You know the situation: you’re talking to a digital assistant, but it just doesn’t quite understand you well enough because you mumbled a bit or your surroundings are noisy. Or the response takes just a bit too long to arrive. Amazon is addressing this with the introduction of Nova Sonic. This new AI voice technology offers natural interaction, minimal delay, and lower costs. According to Amazon, Nova Sonic performs better than previous models, such as Alexa or Siri, and even better than OpenAI’s GPT-4o.
Fast and affordable AI voice recognition now available
Nova Sonic is available through Amazon Bedrock, the platform where businesses can develop AI applications. The technology utilizes a bi-directional streaming API and is deployed in real-time. This allows developers to directly benefit from the speed and accuracy of this speech AI.
What distinguishes nova sonic from other models
Nova Sonic processes speech in a way that closely resembles human interaction. It waits to respond until there is a pause or the end of a sentence, and it takes interruptions into account. Additionally, the spoken input is automatically converted into text. This allows developers to use speech data directly in their own systems or applications.
The error margin in speech recognition is only 4.2% across five European languages, which, according to Amazon, is significantly better than that of competitors. In tests with multiple speakers and increased volume, Nova Sonic performed nearly 47% more accurately than OpenAI’s GPT-4o-transcribe. In terms of speed, Nova Sonic also leads with an average delay of just 1.09 seconds. In comparison, GPT-4o has a delay of 1.18 seconds.
Possible impact for companies and developers
For companies, Nova Sonic means fewer errors in speech recognition, faster interactions with customers, and lower costs. According to Amazon, the model is up to 80% cheaper than GPT-4o. This can provide direct benefits for organizations with high speech traffic, such as customer services, digital assistants, or voice-controlled apps.

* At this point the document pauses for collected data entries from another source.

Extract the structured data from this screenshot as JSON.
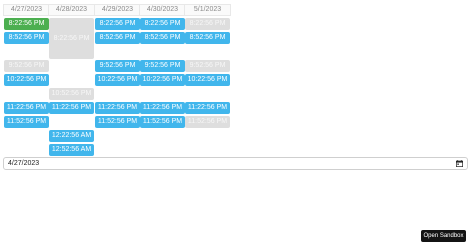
{
  "calendar": {
    "columns": [
      {
        "date": "4/27/2023",
        "slots": [
          {
            "label": "8:22:56 PM",
            "state": "selected"
          },
          {
            "label": "8:52:56 PM",
            "state": "available"
          },
          {
            "label": "9:52:56 PM",
            "state": "disabled"
          },
          {
            "label": "10:22:56 PM",
            "state": "available"
          },
          {
            "label": "11:22:56 PM",
            "state": "available"
          },
          {
            "label": "11:52:56 PM",
            "state": "available"
          }
        ]
      },
      {
        "date": "4/28/2023",
        "slots": [
          {
            "label": "8:22:56 PM",
            "state": "disabled"
          },
          {
            "label": "10:52:56 PM",
            "state": "disabled"
          },
          {
            "label": "11:22:56 PM",
            "state": "available"
          },
          {
            "label": "12:22:56 AM",
            "state": "available"
          },
          {
            "label": "12:52:56 AM",
            "state": "available"
          }
        ]
      },
      {
        "date": "4/29/2023",
        "slots": [
          {
            "label": "8:22:56 PM",
            "state": "available"
          },
          {
            "label": "8:52:56 PM",
            "state": "available"
          },
          {
            "label": "9:52:56 PM",
            "state": "available"
          },
          {
            "label": "10:22:56 PM",
            "state": "available"
          },
          {
            "label": "11:22:56 PM",
            "state": "available"
          },
          {
            "label": "11:52:56 PM",
            "state": "available"
          }
        ]
      },
      {
        "date": "4/30/2023",
        "slots": [
          {
            "label": "8:22:56 PM",
            "state": "available"
          },
          {
            "label": "8:52:56 PM",
            "state": "available"
          },
          {
            "label": "9:52:56 PM",
            "state": "available"
          },
          {
            "label": "10:22:56 PM",
            "state": "available"
          },
          {
            "label": "11:22:56 PM",
            "state": "available"
          },
          {
            "label": "11:52:56 PM",
            "state": "available"
          }
        ]
      },
      {
        "date": "5/1/2023",
        "slots": [
          {
            "label": "8:22:56 PM",
            "state": "disabled"
          },
          {
            "label": "8:52:56 PM",
            "state": "available"
          },
          {
            "label": "9:52:56 PM",
            "state": "disabled"
          },
          {
            "label": "10:22:56 PM",
            "state": "available"
          },
          {
            "label": "11:22:56 PM",
            "state": "available"
          },
          {
            "label": "11:52:56 PM",
            "state": "disabled"
          }
        ]
      }
    ]
  },
  "date_input": {
    "value": "4/27/2023",
    "icon": "calendar-icon"
  },
  "sandbox_button": {
    "label": "Open Sandbox"
  },
  "colors": {
    "available": "#41b6ec",
    "selected": "#4caf50",
    "disabled": "#dedede",
    "button": "#141414"
  }
}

This also presents opportunities for developers. Nova Sonic understands when it needs to retrieve information from the internet, search data, or perform an external action. The technology can therefore be easily integrated into existing systems and applications, promoting scalability and efficiency.
Part of a broader agile strategy
Amazon views Nova Sonic as a key building block within its broader AGI strategy: systems that can perform any task a human can do on a computer. Within that strategy, the company recently launched Nova Act, an AI model that can utilize websites and powers elements of Alexa+. Nova Sonic is the first in a series of internal AI models that Amazon is making available to developers.